By the Court.—Judgment and order affirmed.
This opinion will not be published. See Wis. Stat. Rule 809.23(1)(b)5.
[1] We note that the judgment of conviction is for first-degree reckless homicide, while armed; the complaint and information, however, charge the offense as party to a crime. The trial court did not instruct on party-to-a-crime liability, and the jury’s verdict states: “We, the Jury, find the defendant, Noel Davila, guilty of First[-]Degree Reckless Homicide as charged in the Information.” Obviously, therefore, certain technical defects are in this record. Neither party, however, has raised any issue related to these discrepancies. If either party deems it necessary to return to the trial court to amend the judgment, it may do so.
[2] Wisconsin JI—Criminal 830, provides:
830 PRIVILEGE: DEFENSE OF OTHERS: FORCE INTENDED OR LIKELY TO CAUSE DEATH OR GREAT BODILY HARM
Defense of others is an issue in this case. The law of defense of others allows a person to threaten or intentionally use force to defend another under certain circumstances.
The state must prove by evidence which satisfies you beyond a reasonable doubt that the defendant was not acting lawfully in defense of others.
The law allows the defendant to act in defense of others only if the defendant believed that there was an actual or imminent unlawful interference with the person of (name of third person), believed that (name of third person) was entitled to use or to threaten to use force in self-defense, and believed that the amount of force used or threatened by the defendant was necessary for the protection of (name of third person). The defendant may intentionally use or threaten force which is intended or likely to cause death or great bodily harm only if he believed that such force was necessary to prevent imminent death or great bodily harm to (name of third person).

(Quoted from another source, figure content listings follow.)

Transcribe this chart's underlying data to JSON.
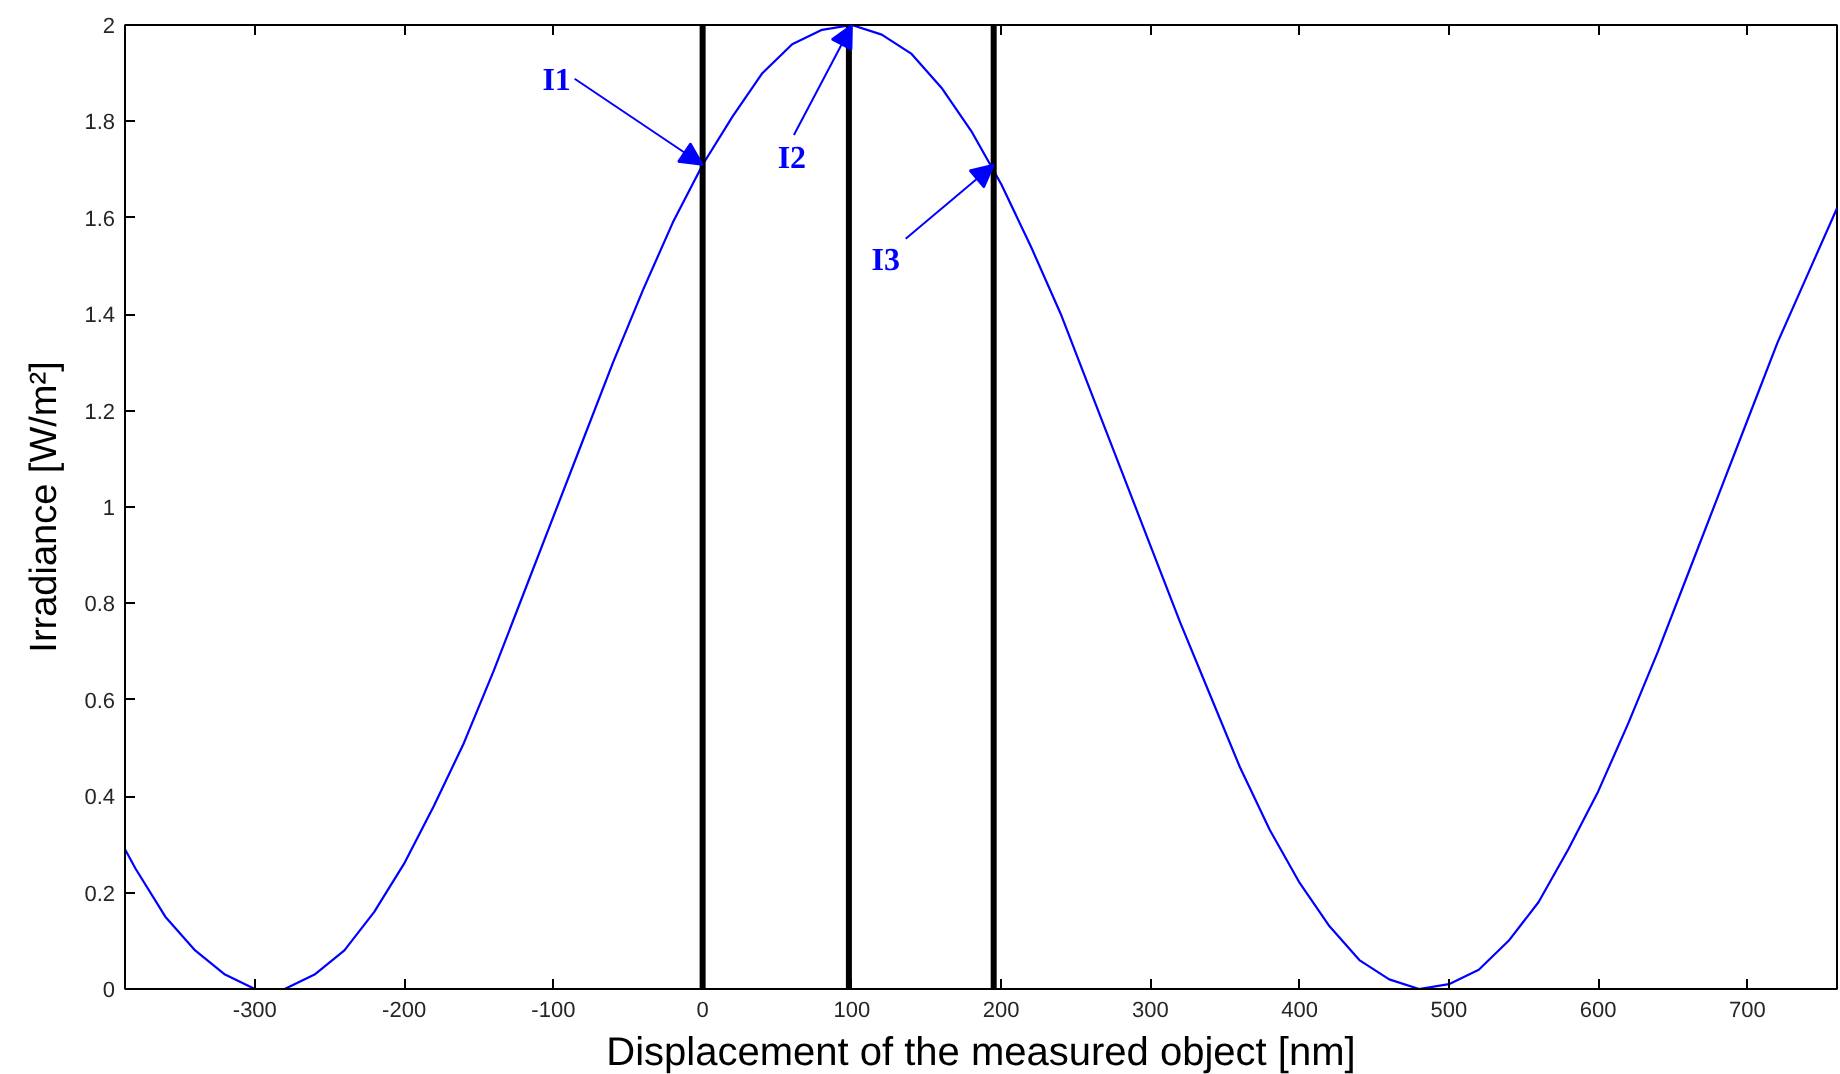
{
  "chart_data": {
    "type": "line",
    "xlabel": "Displacement of the measured object [nm]",
    "ylabel": "Irradiance [W/m²]",
    "x": [
      -387,
      -380,
      -360,
      -340,
      -320,
      -300,
      -280,
      -260,
      -240,
      -220,
      -200,
      -180,
      -160,
      -140,
      -120,
      -100,
      -80,
      -60,
      -40,
      -20,
      0,
      20,
      40,
      60,
      80,
      100,
      120,
      140,
      160,
      180,
      200,
      220,
      240,
      260,
      280,
      300,
      320,
      340,
      360,
      380,
      400,
      420,
      440,
      460,
      480,
      500,
      520,
      540,
      560,
      580,
      600,
      620,
      640,
      660,
      680,
      700,
      720,
      740,
      760
    ],
    "series": [
      {
        "color": "#0000ff",
        "values": [
          0.29,
          0.25,
          0.15,
          0.08,
          0.03,
          0.0,
          0.0,
          0.03,
          0.08,
          0.16,
          0.26,
          0.38,
          0.51,
          0.66,
          0.82,
          0.98,
          1.14,
          1.3,
          1.45,
          1.59,
          1.71,
          1.81,
          1.9,
          1.96,
          1.99,
          2.0,
          1.98,
          1.94,
          1.87,
          1.78,
          1.67,
          1.54,
          1.4,
          1.24,
          1.08,
          0.92,
          0.76,
          0.61,
          0.46,
          0.33,
          0.22,
          0.13,
          0.06,
          0.02,
          0.0,
          0.01,
          0.04,
          0.1,
          0.18,
          0.29,
          0.41,
          0.55,
          0.7,
          0.86,
          1.02,
          1.18,
          1.34,
          1.48,
          1.62
        ]
      }
    ],
    "xlim": [
      -387,
      760
    ],
    "ylim": [
      0,
      2
    ],
    "xticks": [
      -300,
      -200,
      -100,
      0,
      100,
      200,
      300,
      400,
      500,
      600,
      700
    ],
    "yticks": [
      0,
      0.2,
      0.4,
      0.6,
      0.8,
      1,
      1.2,
      1.4,
      1.6,
      1.8,
      2
    ],
    "grid": false,
    "marker": "none",
    "line_style": "solid",
    "ref_lines": [
      {
        "axis": "x",
        "value": 0,
        "color": "#000000"
      },
      {
        "axis": "x",
        "value": 98,
        "color": "#000000"
      },
      {
        "axis": "x",
        "value": 195,
        "color": "#000000"
      }
    ],
    "annotations": [
      {
        "text": "I1",
        "x": 0,
        "y": 1.71
      },
      {
        "text": "I2",
        "x": 100,
        "y": 2
      },
      {
        "text": "I3",
        "x": 195,
        "y": 1.71
      }
    ]
  }
}
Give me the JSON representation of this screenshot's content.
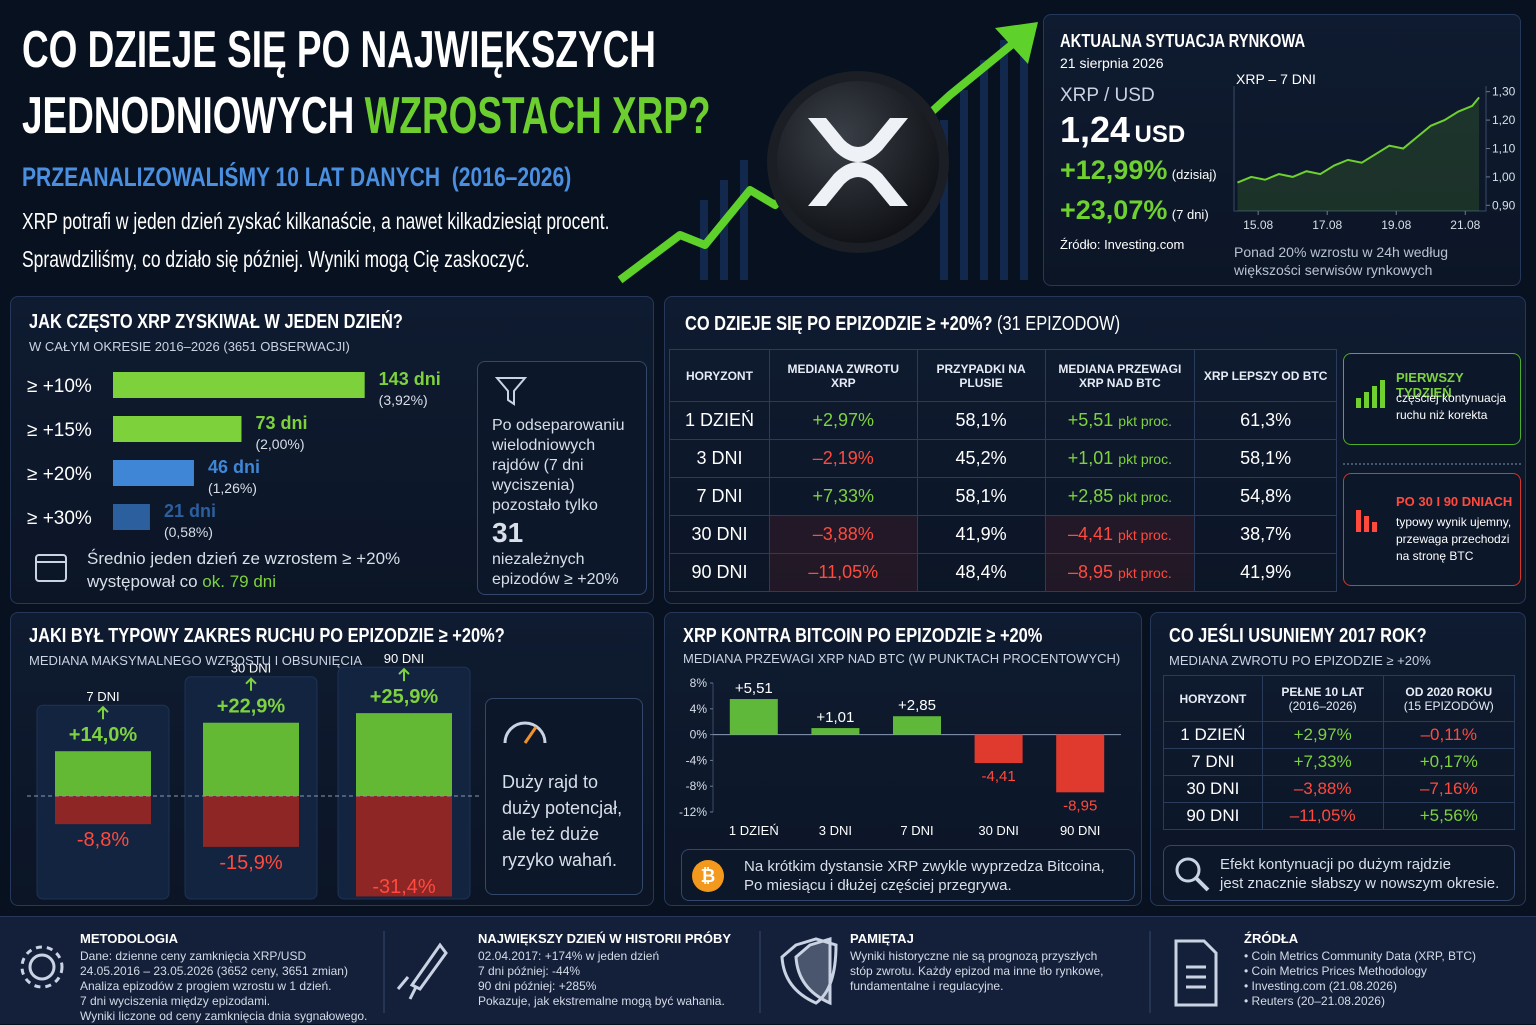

In addition, the defendant's beliefs must have been reasonable. A belief may be reasonable, even though mistaken. In determining whether the defendant's beliefs were reasonable the standard is what a person of ordinary intelligence and prudence would have believed in the defendant's position under the circumstances that existed at the time of the alleged offense. The reasonableness of the defendant's beliefs must be determined from the standpoint of the defendant at the time of his acts and not from the viewpoint of the jury now.